One way to manage this is through containerization. In this context, containerization means that we’re creating separate areas or partitions on the mobile device where we can keep private information in one partition and company information in another. This is different than the containerization that you might see for application deployment.

So we’re not referring to kubernetes or any of these application deployment systems. This type of containerization is referring to mobile device stored segmentation. You can think of this as splitting the device into two pieces, where one part of the device contains corporate information and the other part of the device contains your personal information.

This is especially important during the off boarding process, where you want to be sure the company information is deleted, but you don’t want any of your personal information to be removed from your private phone. The MDM administrator can click a button and remove all of the company information from the company container, but leave all of your private information intact. So you’ll still have your videos, your music, your emails, your pictures. But all of that corporate data is no longer on your personal device.

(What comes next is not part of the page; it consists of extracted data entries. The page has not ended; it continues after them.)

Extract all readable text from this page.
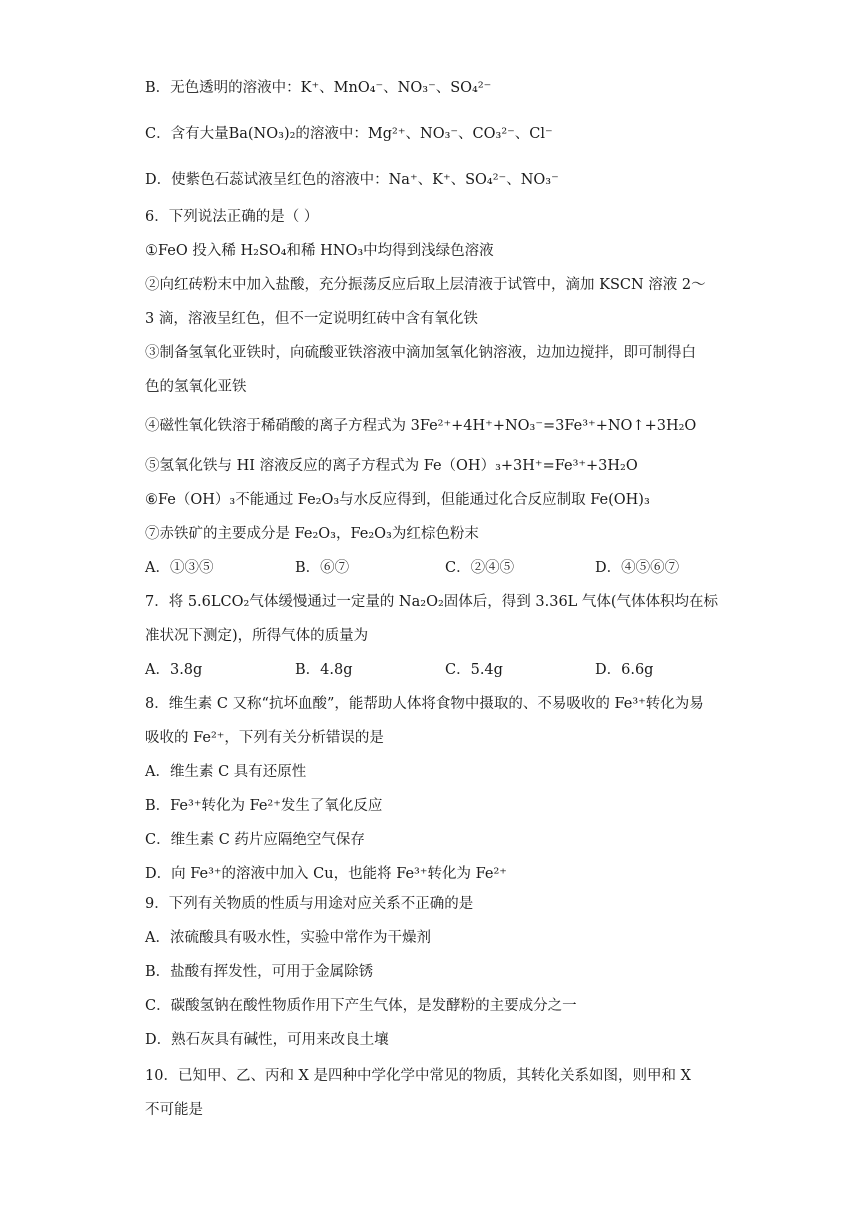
B．无色透明的溶液中：K⁺、MnO₄⁻、NO₃⁻、SO₄²⁻
C．含有大量Ba(NO₃)₂的溶液中：Mg²⁺、NO₃⁻、CO₃²⁻、Cl⁻
D．使紫色石蕊试液呈红色的溶液中：Na⁺、K⁺、SO₄²⁻、NO₃⁻
6．下列说法正确的是（ ）
①FeO 投入稀 H₂SO₄和稀 HNO₃中均得到浅绿色溶液
②向红砖粉末中加入盐酸，充分振荡反应后取上层清液于试管中，滴加 KSCN 溶液 2～
3 滴，溶液呈红色，但不一定说明红砖中含有氧化铁
③制备氢氧化亚铁时，向硫酸亚铁溶液中滴加氢氧化钠溶液，边加边搅拌，即可制得白
色的氢氧化亚铁
④磁性氧化铁溶于稀硝酸的离子方程式为 3Fe²⁺+4H⁺+NO₃⁻=3Fe³⁺+NO↑+3H₂O
⑤氢氧化铁与 HI 溶液反应的离子方程式为 Fe（OH）₃+3H⁺=Fe³⁺+3H₂O
⑥Fe（OH）₃不能通过 Fe₂O₃与水反应得到，但能通过化合反应制取 Fe(OH)₃
⑦赤铁矿的主要成分是 Fe₂O₃，Fe₂O₃为红棕色粉末
A．①③⑤	B．⑥⑦	C．②④⑤	D．④⑤⑥⑦
7．将 5.6LCO₂气体缓慢通过一定量的 Na₂O₂固体后，得到 3.36L 气体(气体体积均在标
准状况下测定)，所得气体的质量为
A．3.8g	B．4.8g	C．5.4g	D．6.6g
8．维生素 C 又称“抗坏血酸”，能帮助人体将食物中摄取的、不易吸收的 Fe³⁺转化为易
吸收的 Fe²⁺，下列有关分析错误的是
A．维生素 C 具有还原性
B．Fe³⁺转化为 Fe²⁺发生了氧化反应
C．维生素 C 药片应隔绝空气保存
D．向 Fe³⁺的溶液中加入 Cu，也能将 Fe³⁺转化为 Fe²⁺
9．下列有关物质的性质与用途对应关系不正确的是
A．浓硫酸具有吸水性，实验中常作为干燥剂
B．盐酸有挥发性，可用于金属除锈
C．碳酸氢钠在酸性物质作用下产生气体，是发酵粉的主要成分之一
D．熟石灰具有碱性，可用来改良土壤
10．已知甲、乙、丙和 X 是四种中学化学中常见的物质，其转化关系如图，则甲和 X
不可能是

It seems almost standard these days that when we deploy a mobile device that we also ensure that all of the data stored on that device is encrypted. We do that by using full device encryption or FDE. Some mobile devices give you an option as to how you would like to implement that full device encryption. It can be, for example, a strongest setting, a stronger, or a strong.

There may be trade offs with this regarding the amount of CPU battery and time that it takes to be able to store and retrieve this encrypted information. Some of these encryption methods can use quite a bit of CPU cycles, which also means it’s going to use a lot of your battery time on this device. By having some of these options available, we can customize how strong we would like the encryption to be and balance that with how much battery life we’d like to have from these devices.

Similar to our desktop and laptop encryption, we have to make sure that we always have the decryption key for our mobile devices as well. If we lose that key, there’s no recovery of the data that we’d previously stored in this encrypted form. It’s very common that that key is backed up on the Mobile Device Manager, in case you need to now use a different piece of hardware, log in with different credentials, and be able to recover all of that encrypted data.